Shoppers in London can turn footsteps into electricity
Bird Street, just off Oxford Street in London's West End, has undergone something of a transformation recently, going from an underused retail zone offshoot to the "world's first Smart Street." Designed to showcase the High Street of the future, it merges pollution-busting and sustainable technology with a traffic-free shopping and dining experience.
The hustle and bustle of Oxford Street can be a bit overwhelming. London's premium outdoor shopping zone is noisy, very busy and often cramped. By contrast, Bird Street has been designed to be an oasis of calm and relaxation. And shoppers cutting between Barret Street and Oxford Street can become walking power generators thanks to a 10 sq m (107 sq ft) Pavegen walkway.
Each of the company's V3 panel has three 500 mm sides and is reported capable of turning footsteps into 5 W of continuous power, while also gathering pedestrian flow metrics. Kinetic energy harvested in Bird Street will be converted to electricity and used to power street lamps and background bird sounds, as well as Bluetooth transmitters.
Shoppers pounding down the street can see how much electricity their steps are producing via a smartphone and could even find themselves being rewarded for their efforts, with branded apps converting footfall into discounts and vouchers. Audio speakers along the route will enhance calm by throwing out bird sounds activated by shoppers walking on the Pavegen panels.
At one end of the street, a bespoke ClearAir bench from Airlabs has been installed. The bench sucks in air from behind, removes nasty gases such as nitrogen dioxide and particulate matter and then pumps cleaned air out of the sides and armrests.
Airlite paint has been used in the Bird Street zone, too.
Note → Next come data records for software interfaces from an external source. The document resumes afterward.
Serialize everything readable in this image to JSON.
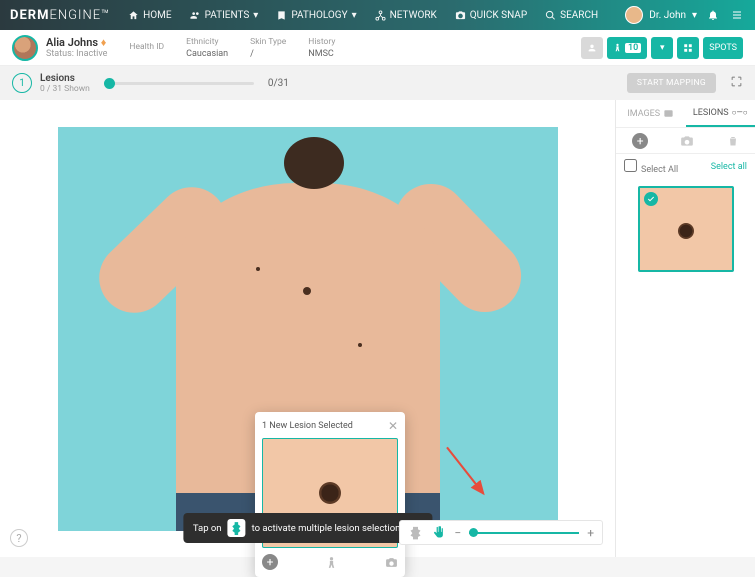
{
  "brand": {
    "a": "DERM",
    "b": "ENGINE"
  },
  "nav": {
    "home": "HOME",
    "patients": "PATIENTS",
    "pathology": "PATHOLOGY",
    "network": "NETWORK",
    "quicksnap": "QUICK SNAP",
    "search": "SEARCH"
  },
  "user": {
    "name": "Dr. John"
  },
  "patient": {
    "name": "Alia Johns",
    "status_lbl": "Status:",
    "status": "Inactive",
    "fields": {
      "healthid": {
        "lbl": "Health ID",
        "val": ""
      },
      "ethnicity": {
        "lbl": "Ethnicity",
        "val": "Caucasian"
      },
      "skintype": {
        "lbl": "Skin Type",
        "val": "/"
      },
      "history": {
        "lbl": "History",
        "val": "NMSC"
      }
    }
  },
  "toolbar": {
    "count": "10",
    "spots": "SPOTS"
  },
  "lesions": {
    "num": "1",
    "title": "Lesions",
    "sub": "0 / 31 Shown",
    "counter": "0/31",
    "startmap": "START MAPPING"
  },
  "popup": {
    "title": "1 New Lesion Selected"
  },
  "toast": {
    "a": "Tap on",
    "b": "to activate multiple lesion selection."
  },
  "sidebar": {
    "tab_images": "IMAGES",
    "tab_lesions": "LESIONS",
    "selectall_lbl": "Select All",
    "selectall_link": "Select all"
  },
  "zoom": {
    "minus": "−",
    "plus": "+"
  },
  "help": "?"
}
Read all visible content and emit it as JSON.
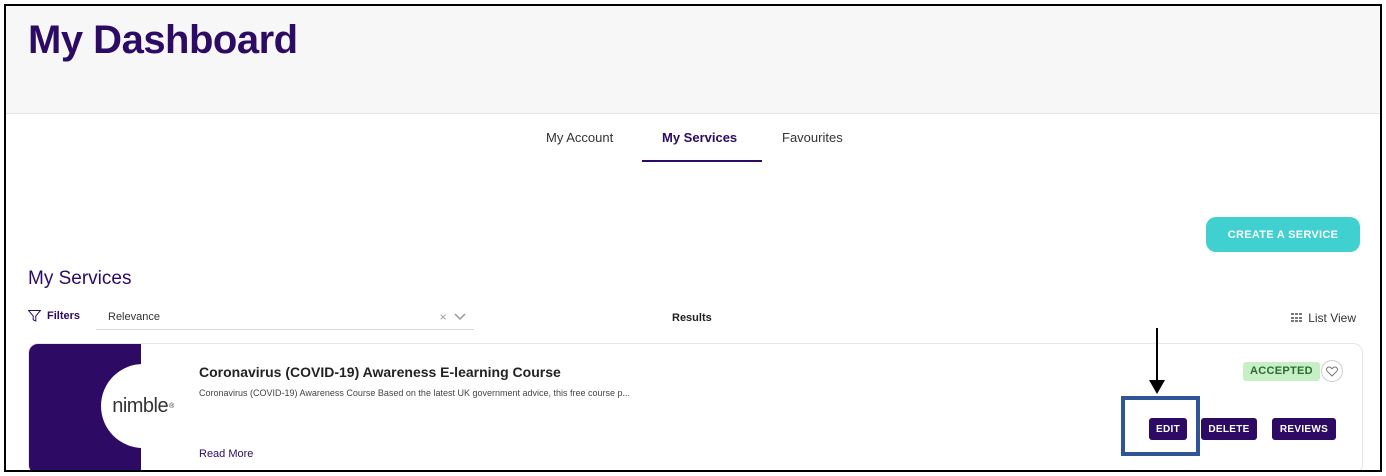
{
  "header": {
    "title": "My Dashboard"
  },
  "tabs": [
    {
      "label": "My Account",
      "active": false
    },
    {
      "label": "My Services",
      "active": true
    },
    {
      "label": "Favourites",
      "active": false
    }
  ],
  "actions": {
    "create_label": "CREATE A SERVICE"
  },
  "section": {
    "title": "My Services"
  },
  "toolbar": {
    "filters_label": "Filters",
    "sort_value": "Relevance",
    "clear_symbol": "×",
    "results_label": "Results",
    "view_label": "List View"
  },
  "service": {
    "logo_text": "nimble",
    "logo_mark": "®",
    "title": "Coronavirus (COVID-19) Awareness E-learning Course",
    "description": "Coronavirus (COVID-19) Awareness Course Based on the latest UK government advice, this free course p...",
    "read_more": "Read More",
    "status": "ACCEPTED",
    "buttons": {
      "edit": "EDIT",
      "delete": "DELETE",
      "reviews": "REVIEWS"
    }
  },
  "colors": {
    "brand_purple": "#2d0a63",
    "accent_teal": "#3fd0cf",
    "status_green_bg": "#c6efc6",
    "annotation_blue": "#2f5597"
  }
}
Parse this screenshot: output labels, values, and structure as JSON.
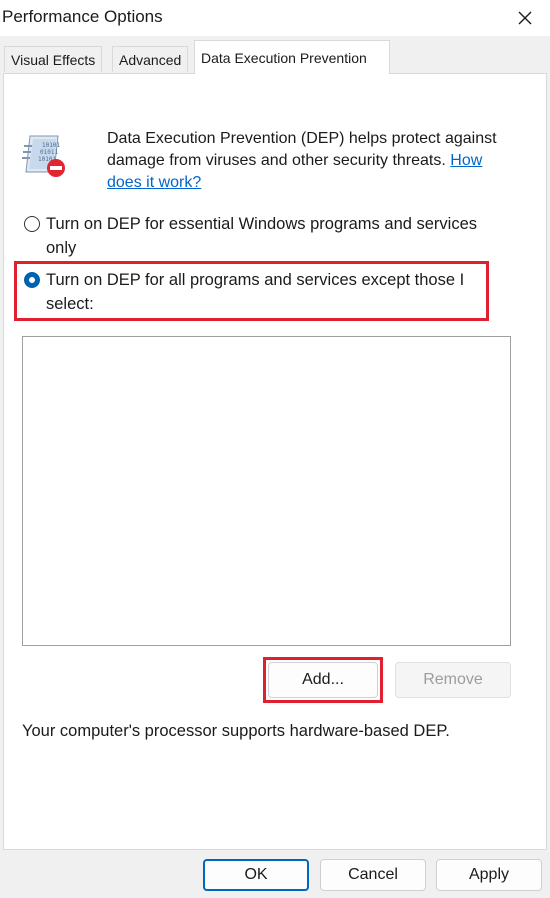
{
  "window": {
    "title": "Performance Options"
  },
  "tabs": [
    {
      "label": "Visual Effects",
      "active": false
    },
    {
      "label": "Advanced",
      "active": false
    },
    {
      "label": "Data Execution Prevention",
      "active": true
    }
  ],
  "intro": {
    "text": "Data Execution Prevention (DEP) helps protect against damage from viruses and other security threats.",
    "link": "How does it work?"
  },
  "options": [
    {
      "label": "Turn on DEP for essential Windows programs and services only",
      "selected": false
    },
    {
      "label": "Turn on DEP for all programs and services except those I select:",
      "selected": true
    }
  ],
  "buttons": {
    "add": "Add...",
    "remove": "Remove",
    "ok": "OK",
    "cancel": "Cancel",
    "apply": "Apply"
  },
  "status": "Your computer's processor supports hardware-based DEP.",
  "colors": {
    "accent": "#0063b1",
    "highlight": "#e0202e",
    "link": "#0066cc"
  }
}
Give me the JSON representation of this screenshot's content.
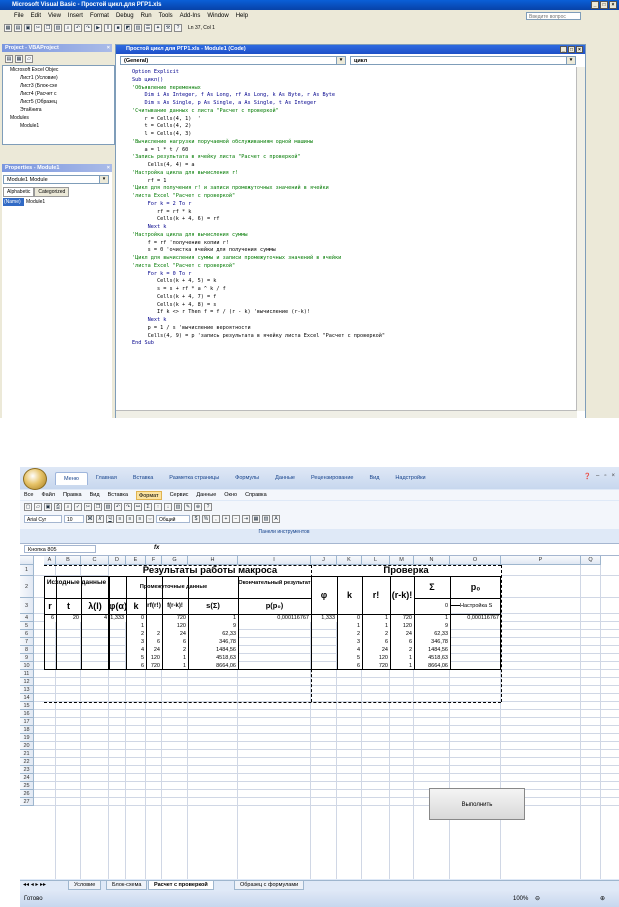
{
  "vba": {
    "title": "Microsoft Visual Basic - Простой цикл.для РГР1.xls",
    "menu": [
      "File",
      "Edit",
      "View",
      "Insert",
      "Format",
      "Debug",
      "Run",
      "Tools",
      "Add-Ins",
      "Window",
      "Help"
    ],
    "help_placeholder": "Введите вопрос",
    "cursor_pos": "Ln 37, Col 1",
    "project": {
      "title": "Project - VBAProject",
      "items": [
        "Microsoft Excel Objec",
        "Лист1 (Условие)",
        "Лист3 (Блок-схе",
        "Лист4 (Расчет с",
        "Лист5 (Образец",
        "ЭтаКнига",
        "Modules",
        "Module1"
      ]
    },
    "properties": {
      "title": "Properties - Module1",
      "object": "Module1  Module",
      "tabs": [
        "Alphabetic",
        "Categorized"
      ],
      "prop_name": "(Name)",
      "prop_value": "Module1"
    },
    "code_window": {
      "title": "Простой цикл для РГР1.xls - Module1 (Code)",
      "object_combo": "(General)",
      "proc_combo": "цикл",
      "lines": [
        {
          "t": "Option Explicit",
          "k": 1
        },
        {
          "t": "Sub цикл()",
          "k": 1
        },
        {
          "t": "'Объявление переменных",
          "k": 2
        },
        {
          "t": "    Dim i As Integer, f As Long, rf As Long, k As Byte, r As Byte",
          "k": 1
        },
        {
          "t": "    Dim s As Single, p As Single, a As Single, t As Integer",
          "k": 1
        },
        {
          "t": "'Считывание данных с листа \"Расчет с проверкой\"",
          "k": 2
        },
        {
          "t": "    r = Cells(4, 1)  '",
          "k": 0
        },
        {
          "t": "    t = Cells(4, 2)",
          "k": 0
        },
        {
          "t": "    l = Cells(4, 3)",
          "k": 0
        },
        {
          "t": "'Вычисление нагрузки поручаемой обслуживаниям одной машины",
          "k": 2
        },
        {
          "t": "    a = l * t / 60",
          "k": 0
        },
        {
          "t": "'Запись результата в ячейку листа \"Расчет с проверкой\"",
          "k": 2
        },
        {
          "t": "     Cells(4, 4) = a",
          "k": 0
        },
        {
          "t": "'Настройка цикла для вычисления r!",
          "k": 2
        },
        {
          "t": "     rf = 1",
          "k": 0
        },
        {
          "t": "'Цикл для получения r! и записи промежуточных значений в ячейки",
          "k": 2
        },
        {
          "t": "'листа Excel \"Расчет с проверкой\"",
          "k": 2
        },
        {
          "t": "     For k = 2 To r",
          "k": 1
        },
        {
          "t": "        rf = rf * k",
          "k": 0
        },
        {
          "t": "        Cells(k + 4, 6) = rf",
          "k": 0
        },
        {
          "t": "     Next k",
          "k": 1
        },
        {
          "t": "'Настройка цикла для вычисления суммы",
          "k": 2
        },
        {
          "t": "     f = rf 'получение копии r!",
          "k": 0
        },
        {
          "t": "     s = 0 'очистка ячейки для получения суммы",
          "k": 0
        },
        {
          "t": "'Цикл для вычисления суммы и записи промежуточных значений в ячейки",
          "k": 2
        },
        {
          "t": "'листа Excel \"Расчет с проверкой\"",
          "k": 2
        },
        {
          "t": "     For k = 0 To r",
          "k": 1
        },
        {
          "t": "        Cells(k + 4, 5) = k",
          "k": 0
        },
        {
          "t": "        s = s + rf * a ^ k / f",
          "k": 0
        },
        {
          "t": "        Cells(k + 4, 7) = f",
          "k": 0
        },
        {
          "t": "        Cells(k + 4, 8) = s",
          "k": 0
        },
        {
          "t": "        If k <> r Then f = f / (r - k) 'вычисление (r-k)!",
          "k": 0
        },
        {
          "t": "     Next k",
          "k": 1
        },
        {
          "t": "     p = 1 / s 'вычисление вероятности",
          "k": 0
        },
        {
          "t": "     Cells(4, 9) = p 'запись результата в ячейку листа Excel \"Расчет с проверкой\"",
          "k": 0
        },
        {
          "t": "End Sub",
          "k": 1
        }
      ]
    }
  },
  "excel": {
    "ribbon_tabs": [
      "Меню",
      "Главная",
      "Вставка",
      "Разметка страницы",
      "Формулы",
      "Данные",
      "Рецензирование",
      "Вид",
      "Надстройки"
    ],
    "menu": [
      "Все",
      "Файл",
      "Правка",
      "Вид",
      "Вставка",
      "Формат",
      "Сервис",
      "Данные",
      "Окно",
      "Справка"
    ],
    "font_name": "Arial Cyr",
    "font_size": "10",
    "number_format": "Общий",
    "panel_label": "Панели инструментов",
    "namebox": "Кнопка 805",
    "columns": [
      "A",
      "B",
      "C",
      "D",
      "E",
      "F",
      "G",
      "H",
      "I",
      "J",
      "K",
      "L",
      "M",
      "N",
      "O",
      "P",
      "Q"
    ],
    "rows": [
      "1",
      "2",
      "3",
      "4",
      "5",
      "6",
      "7",
      "8",
      "9",
      "10",
      "11",
      "12",
      "13",
      "14",
      "15",
      "16",
      "17",
      "18",
      "19",
      "20",
      "21",
      "22",
      "23",
      "24",
      "25",
      "26",
      "27"
    ],
    "headers": {
      "results_title": "Результаты работы макроса",
      "check_title": "Проверка",
      "source_data": "Исходные данные",
      "intermediate": "Промежуточные данные",
      "final_result": "Окончательный результат",
      "phi_a": "φ(α)",
      "phi": "φ",
      "k": "k",
      "rf": "rf(r!)",
      "frk": "f(r-k)!",
      "s_sigma": "s(Σ)",
      "p_p0": "p(p₀)",
      "r": "r",
      "t": "t",
      "lambda": "λ(l)",
      "r_fact": "r!",
      "rk_fact": "(r-k)!",
      "sigma": "Σ",
      "p0": "p₀"
    },
    "setup_value": "0",
    "setup_label": "Настройка S",
    "inputs": {
      "r": "6",
      "t": "20",
      "l": "4",
      "phi_a": "1,333",
      "p": "0,000116767",
      "phi": "1,333",
      "p0": "0,000116767"
    },
    "result_rows": [
      {
        "k": "0",
        "rf": "",
        "frk": "720",
        "s": "1",
        "ck": "0",
        "cr": "1",
        "crk": "720",
        "cs": "1"
      },
      {
        "k": "1",
        "rf": "",
        "frk": "120",
        "s": "9",
        "ck": "1",
        "cr": "1",
        "crk": "120",
        "cs": "9"
      },
      {
        "k": "2",
        "rf": "2",
        "frk": "24",
        "s": "62,33",
        "ck": "2",
        "cr": "2",
        "crk": "24",
        "cs": "62,33"
      },
      {
        "k": "3",
        "rf": "6",
        "frk": "6",
        "s": "346,78",
        "ck": "3",
        "cr": "6",
        "crk": "6",
        "cs": "346,78"
      },
      {
        "k": "4",
        "rf": "24",
        "frk": "2",
        "s": "1484,56",
        "ck": "4",
        "cr": "24",
        "crk": "2",
        "cs": "1484,56"
      },
      {
        "k": "5",
        "rf": "120",
        "frk": "1",
        "s": "4518,63",
        "ck": "5",
        "cr": "120",
        "crk": "1",
        "cs": "4518,63"
      },
      {
        "k": "6",
        "rf": "720",
        "frk": "1",
        "s": "8664,06",
        "ck": "6",
        "cr": "720",
        "crk": "1",
        "cs": "8664,06"
      }
    ],
    "run_button": "Выполнить",
    "sheet_tabs": [
      "Условие",
      "Блок-схема",
      "Расчет с проверкой",
      "Образец с формулами"
    ],
    "status": "Готово",
    "zoom": "100%"
  }
}
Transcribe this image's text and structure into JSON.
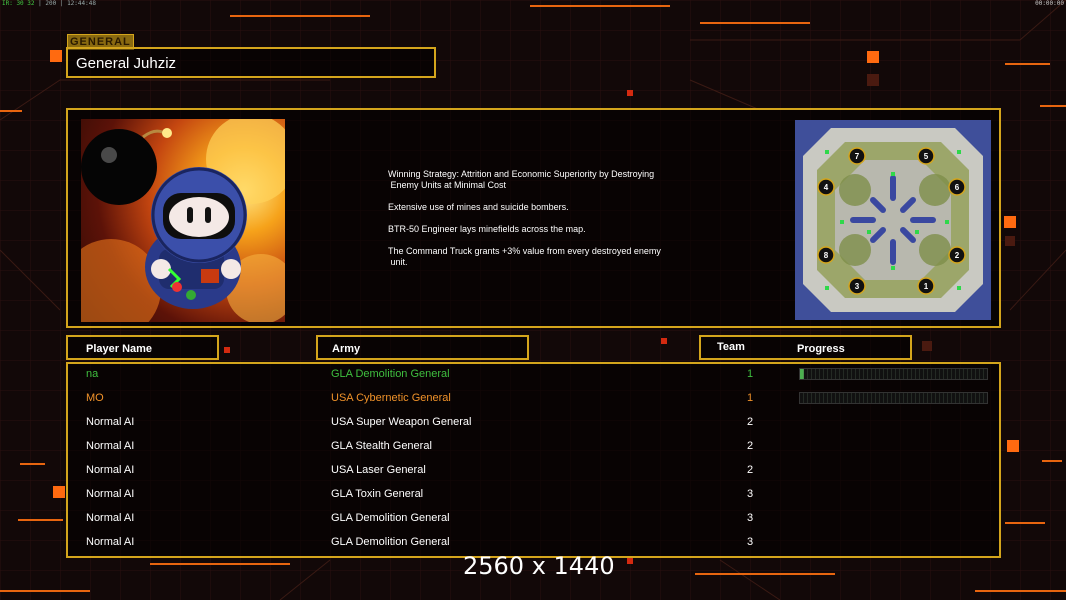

The water-based paints are claimed capable of stripping the air of nitrogen oxides, munching on bacteria and repelling dust, with the company saying that 100 sq m of Airlite-painted surface "has the same NOx absorbing qualities as 100 m2 of mature tree-covered forests." All without consuming any energy.
The Bird Street pilot project has been designed as a testbed for future retail, fashion and lifestyle hubs. And funky "origami-inspired" geometric retail units from by Harry Dobbs Design have been positioned down one side of the pedestrian-only street, featuring pop-up shops tempting passers-by with fresh food or vintage clothing.
"It's great to see innovative 'smart street' scheme delivered on Bird Street, the concepts and ideas of which could easily be adapted across London," said Transport for London's Alex Williams. "I hope we can see further examples of this innovative 21st century thinking in the future as we work to transform Oxford Street and the surrounding area to make it a world-class public space for all."